A blacksmithing instructor at a college in Dallas contacted me asking what I would sell my broken and no longer good band saw blades for because he teaches how to make Damascus steel. He said he's looking for blades made from 15n20. But I was under the impression that most bandsaw blades are made from 1070 carbon or something similar. I was planning to tell him he can have all my bad blades for a fair portion of Damascus blanks in return and that I am not greedy. :-) So my questions are:

1) Are there any brand of band saw blades made from 15n20 that you know of? 
2) Can Damascus be made from 1070 carbon?
3) Is there any way for me to to determine the alloy myself, like with an acid test or something?

I called my blade supplier Robert at Kennesaw Supply and he said he thinks the Munkfors blade alloy is proprietary. I'd iagine all blade manufacturers keep that a secret wouldn't you think?


----------



## ClintW (May 12, 2015)

I have heard the BIG band mill blades are 15n20 or at least really similar. When I looked at starting making knives many people suggested using cutoff from worn out lumber mill band saw blades. The ones I saw pics of where 4-6 inches wide I would guess.


----------



## NYWoodturner (May 12, 2015)

@robert flynt sent me a piece of metal to practice grinding on that was from an old band saw blade that's like Clint described - It was about 5 or 6 inches wide. I'm sure he could answer most all your questions.


----------



## Foot Patrol (May 12, 2015)

Although I have not made damascus I would use a high carbon steel like 1080, 1084 and 15n20. I like to know what I am using and the steel is not that expensive. Just my 2 cents.


----------



## robert flynt (May 12, 2015)

I'm like, foot patrol Scott, prefer to know the steel used in the damascus I use. Was told a lot of those big blade are made with steel from a Swedish company by the Sandvic but I don't know the make up. Some of the older knifemakers used saw blade steel with good success but I always felt, know steel was cheep enough to not have to use something I wasn't sure of. You can check steel to see if it is suitable for a knife by heating it to critical temp. ( non magnetic ) plunging it in oil then put it in a vise and hit it with a hammer.
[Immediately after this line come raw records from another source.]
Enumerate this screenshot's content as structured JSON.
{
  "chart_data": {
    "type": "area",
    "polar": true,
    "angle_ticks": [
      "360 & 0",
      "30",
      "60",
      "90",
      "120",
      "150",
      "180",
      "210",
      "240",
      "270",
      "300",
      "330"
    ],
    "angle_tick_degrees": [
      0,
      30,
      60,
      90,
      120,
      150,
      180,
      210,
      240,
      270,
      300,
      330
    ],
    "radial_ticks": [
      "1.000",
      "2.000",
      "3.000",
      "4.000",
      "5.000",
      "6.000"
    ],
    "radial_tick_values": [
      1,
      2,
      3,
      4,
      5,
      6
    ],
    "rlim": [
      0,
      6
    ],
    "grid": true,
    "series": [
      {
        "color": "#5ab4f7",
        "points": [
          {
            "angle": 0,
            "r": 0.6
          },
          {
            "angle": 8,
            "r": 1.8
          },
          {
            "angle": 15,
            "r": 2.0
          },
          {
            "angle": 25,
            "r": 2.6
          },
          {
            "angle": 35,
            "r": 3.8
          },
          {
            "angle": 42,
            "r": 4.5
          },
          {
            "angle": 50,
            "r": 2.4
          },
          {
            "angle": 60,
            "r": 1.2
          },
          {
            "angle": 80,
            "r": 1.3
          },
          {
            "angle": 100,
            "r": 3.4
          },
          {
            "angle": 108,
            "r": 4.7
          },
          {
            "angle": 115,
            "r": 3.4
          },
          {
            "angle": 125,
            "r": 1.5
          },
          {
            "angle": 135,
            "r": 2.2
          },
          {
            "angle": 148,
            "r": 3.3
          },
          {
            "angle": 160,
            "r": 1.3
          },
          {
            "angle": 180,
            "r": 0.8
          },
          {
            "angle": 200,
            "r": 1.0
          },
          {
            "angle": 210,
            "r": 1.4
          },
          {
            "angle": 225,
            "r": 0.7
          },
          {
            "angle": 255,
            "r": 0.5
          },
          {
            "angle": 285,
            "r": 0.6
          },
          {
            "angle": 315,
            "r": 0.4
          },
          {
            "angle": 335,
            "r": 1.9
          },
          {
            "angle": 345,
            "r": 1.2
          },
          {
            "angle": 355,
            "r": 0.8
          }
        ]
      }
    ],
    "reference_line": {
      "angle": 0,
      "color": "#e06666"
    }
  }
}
If it breaks kinda like glass it should be alright, you just want know the predictable performance as with a known steel.
As far as making damascus goes you can use some low carbon steel along with high carbon steel because you will get carbon migration, high to low, in the forging process. Throw in some 15N20 which is a high nickle allow steel and you get good definition between the layers so you can see them better. Some makers use pure nickel in the layers to make it more showy. You can use 5160 ( spring steel ), 52100 (ballbearing steel ), O1, W2, and a number of alloy steels mixed with simple steels such as 1095,1080, 1084, and 1070 to make damascus. They just have to be enough difference between the layers so the pattern will show when you etch it. The different layer are different hardness, so the acid eat into the different layers at different rates except in the case cable damascus which depend solely on carbon migration to the outer layer of the individual strands of wire to show a pattern in the etch.

Reactions: Great Post 2 | Informative 3


----------